06 December 2016

By Yasmine Saleh 

Egyptians are not very happy at the moment. From university students about to start their working lives, to small business owners struggling to survive, many among the Arab world’s largest population are angry at the price hikes that have hit most commodities in the country and they have no qualms about letting the government know about it.

“Someone go tell the Egyptian government that a bag of salt still costs the same, maybe they forgot to raise its price,” an Egyptian woman wrote on Facebook a few weeks after the government announced a cut in energy subsides that increased fuel prices by 35 to 46 percent.

The government’s announcement coincided with a decision by the central bank to float the Egyptian pound. The currency’s value against the dollar surged to 13 pounds, a rise of nearly 50 percent. The policy was designed to eradicate the black market and push through economic reforms, crucial to secure a three-year $12 billion loan from the International Monetary Fund, urgently needed to cover the state’s widening budget deficit.

Reaction to the recent economic moves spurred the President of the American University in Cairo (AUC), the state’s most expensive education establishment, to issue a letter aimed at calming students and employees anxious about the impact of the currency flotation.

“I have announced our commitment to ensuring that no student is forced to leave AUC as a result of an inability to pay tuition, and that remains a top priority.

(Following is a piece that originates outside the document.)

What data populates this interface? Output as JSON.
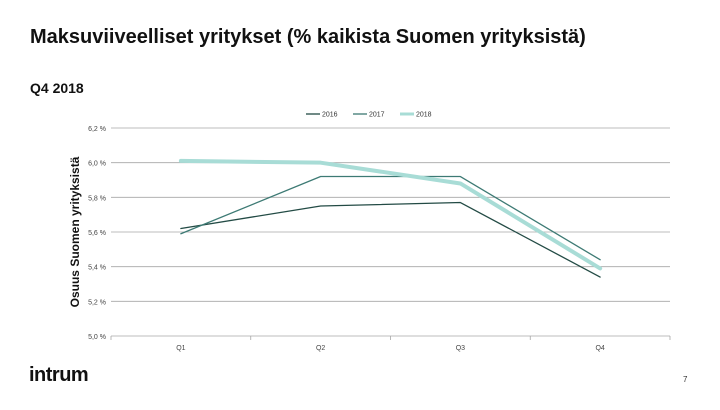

In addition, we simply must find ways to help our lowest-paid employees who will be hardest hit by the anticipated increase in inflation,” Francis J. Ricciardone, AUC President, wrote in a letter that was shared by the university’s students and alumni on social media.

He later announced the allocation of $1 million to help struggling students to continue the current academic year.

Annual inflation rose above 14 percent in October, according to the Central Agency for Public Mobilization and Statistics. Egypt’s finance minister has said that the economic programme agreed with the IMF aims to reduce inflation rates to less than 10 percent by 2018/2019.

“Everything went up by 30 percent (in the last few weeks). What used to cost 100 pounds now costs 130,” Ismail Mahmoud, an employee in a private Egyptian firm, told Zawya. “The price of electricity had also gone up. Some people who used to pay one or two thousand pounds per month for their electricity bills, now could pay 6,000 pounds a month.”

The surge of prices has also hit hard the medical sector, leading to the disappearance of some expensive, imported medical drugs. “There is no mercy, how come the prices of drugs go up four times, how would you escape God’s punishment on such thing?” an Egyptian going under the name ROTO tweeted.

Painful cure

The economy of Egypt has been badly hit by a wave of political turmoil that followed the ousting of President Hosni Mubarak in a popular uprising in 2011. The state’s strategic stock of foreign reserves plunged to $19.041 billion in October 2016, from about $36 billion built up before the 2011 uprising.

“We import about 70 to 73 percent of our needs so it is normal to witness a further hike in prices after a floatation decision,” said economist and parliament member Bassant Fahmy. “But the decision, although was tough, was the right move and it will have a very positive impact on the economy on the long term.”

“We have economic problems of over 60 years old and we are only now starting to fix them,” Fahmy said, referring to Egypt’s decades-old budget deficits that have been bloated by heavy spending on subsidies and salaries for around six million state employees.

Egyptian President Abdel Fattah Al Sisi, who came to power in 2013, had said it will not be an easy or quick job to restore economic and political stability to the country of 90 million people. Prime Minister Sherif Ismail said on the day after the floatation decision that Egypt "no longer has the luxury" of postponing difficult economic decisions.

Ezzat Abdallah, professor of economics at Thebes Academy, a Cairo-based private university, expects inflation to hinder the short-term flow of new investments to the country. “Investors examine a country's basic inflation rate and ways of confronting it before they pump their money," he said.

“Stop whining”

Some Egyptians have urged their fellow citizens on social media to be more optimistic about the future.

“I know it's frustrating but we have to man up, stop whining, be supportive and wait till things get better coz inshallah (by God’s will) they will,” Zeinab Mostafa, an Egyptian businesswoman and owner of Devour, a prominent chain of cupcakes stores, wrote on her Facebook page.

Mostafa shared a list of prices for the raw materials she uses daily, which showed an increase in the price of 25 kilograms of butter to 1,600 pounds in November from 860 pounds four months ago, while the price of 1 kg of sugar rose to 16 pounds from 4.25 pounds.

Egypt last month witnessed a sugar crisis when a shortage in the vital commodity led the government to raid grocery stores and big companies to capture their stocks of sugar. It had briefly seized 2,000 tonnes from sweet maker Edita, one of the largest listed companies on the Egyptian stock exchange.

Many Egyptians remain worried about their future. Several have contacted their friends who live and work abroad asking for help to get a job. “I am working to get out of here, anywhere in the GCC (Gulf Cooperation Council) or Europe, anywhere out of here,” said one Egyptian employee, who asked not to be named.